Entendemos que la evaluación del proceso de aprendizaje de los alumnos debe reunir propiedades como:
- Individualizada, centrándose en la evolución de cada alumno y en su situación inicial y particularidades.
- Integradora, para lo cual contempla la existencia de diferentes grupos y situaciones y la flexibilidad en la aplicación de los criterios de evaluación que se seleccionan.
- Cualitativa, en la medida en que se aprecian todos los aspectos que inciden en cada situación particular y se evalúan de forma equilibrada los diversos niveles de desarrollo del alumno, no sólo los de carácter cognitivo.
- Orientadora, dado que aporta al alumno o alumna la información precisa para mejorar su aprendizaje y adquirir estrategias apropiadas.
- Continua, ya que atiende al aprendizaje como proceso, contrastando los diversos momentos o fases. Se contemplan tres modalidades:
- Evaluación inicial. Proporciona datos acerca del punto de partida de cada alumno, proporcionando una primera fuente de información sobre los conocimientos previos y características personales, que permiten una atención a las diferencias y una metodología adecuada.
- Evaluación formativa.

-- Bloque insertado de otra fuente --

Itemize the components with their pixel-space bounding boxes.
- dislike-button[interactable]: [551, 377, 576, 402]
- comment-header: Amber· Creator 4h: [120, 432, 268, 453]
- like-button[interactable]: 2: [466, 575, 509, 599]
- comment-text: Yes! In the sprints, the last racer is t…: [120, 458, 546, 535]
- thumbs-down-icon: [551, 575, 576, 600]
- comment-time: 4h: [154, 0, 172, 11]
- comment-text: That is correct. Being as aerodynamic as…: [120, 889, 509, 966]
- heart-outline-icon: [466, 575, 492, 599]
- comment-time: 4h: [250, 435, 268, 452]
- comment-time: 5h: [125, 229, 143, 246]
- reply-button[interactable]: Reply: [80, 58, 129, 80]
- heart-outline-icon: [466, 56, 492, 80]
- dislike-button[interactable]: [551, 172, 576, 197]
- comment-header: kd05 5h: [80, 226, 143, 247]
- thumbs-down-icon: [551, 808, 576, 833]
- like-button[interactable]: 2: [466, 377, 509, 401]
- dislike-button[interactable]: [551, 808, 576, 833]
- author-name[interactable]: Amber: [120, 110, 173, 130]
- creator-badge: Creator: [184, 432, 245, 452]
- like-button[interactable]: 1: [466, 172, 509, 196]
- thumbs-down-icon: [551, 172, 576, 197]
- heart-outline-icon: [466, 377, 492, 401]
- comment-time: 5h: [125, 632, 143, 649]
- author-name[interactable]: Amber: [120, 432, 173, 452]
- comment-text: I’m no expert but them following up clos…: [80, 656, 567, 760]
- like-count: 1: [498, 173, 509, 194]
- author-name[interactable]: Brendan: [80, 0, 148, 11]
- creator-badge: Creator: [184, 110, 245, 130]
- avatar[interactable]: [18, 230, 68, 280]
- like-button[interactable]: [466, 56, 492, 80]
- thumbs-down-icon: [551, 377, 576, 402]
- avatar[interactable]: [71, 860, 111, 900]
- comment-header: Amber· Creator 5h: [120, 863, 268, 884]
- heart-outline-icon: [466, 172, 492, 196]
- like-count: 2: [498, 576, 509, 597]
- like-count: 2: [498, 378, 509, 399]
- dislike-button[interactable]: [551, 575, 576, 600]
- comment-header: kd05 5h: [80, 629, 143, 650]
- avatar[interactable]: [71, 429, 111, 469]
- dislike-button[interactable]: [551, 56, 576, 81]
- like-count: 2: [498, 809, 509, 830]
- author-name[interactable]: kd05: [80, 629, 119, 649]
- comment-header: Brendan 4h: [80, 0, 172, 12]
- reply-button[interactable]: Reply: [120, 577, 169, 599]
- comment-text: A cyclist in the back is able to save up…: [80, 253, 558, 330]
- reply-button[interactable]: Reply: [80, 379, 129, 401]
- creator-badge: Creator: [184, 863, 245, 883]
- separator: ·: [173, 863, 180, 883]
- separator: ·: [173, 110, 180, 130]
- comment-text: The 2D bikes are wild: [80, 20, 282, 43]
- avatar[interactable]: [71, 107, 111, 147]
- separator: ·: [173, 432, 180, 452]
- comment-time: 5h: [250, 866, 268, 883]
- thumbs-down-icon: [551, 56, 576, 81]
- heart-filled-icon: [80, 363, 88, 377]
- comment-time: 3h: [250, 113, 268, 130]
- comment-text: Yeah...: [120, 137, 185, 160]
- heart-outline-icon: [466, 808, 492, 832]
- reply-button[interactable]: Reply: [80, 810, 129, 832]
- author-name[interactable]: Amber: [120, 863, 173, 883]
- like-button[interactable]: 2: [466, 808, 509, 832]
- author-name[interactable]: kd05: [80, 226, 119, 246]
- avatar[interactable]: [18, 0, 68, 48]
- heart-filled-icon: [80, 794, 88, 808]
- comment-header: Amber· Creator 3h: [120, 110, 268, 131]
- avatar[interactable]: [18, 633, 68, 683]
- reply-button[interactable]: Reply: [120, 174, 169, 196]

Concede importancia a la evolución a lo largo del proceso, confiriendo una visión de las dificultades y progresos de cada caso.
- Evaluación sumativa. Establece los resultados al término del proceso total de aprendizaje en cada período formativo y la consecución de los objetivos y de las competencias, tomando como referencia la información obtenida sobre el grado de consecución de todos y cada uno de los criterios de evaluación fijados para el curso.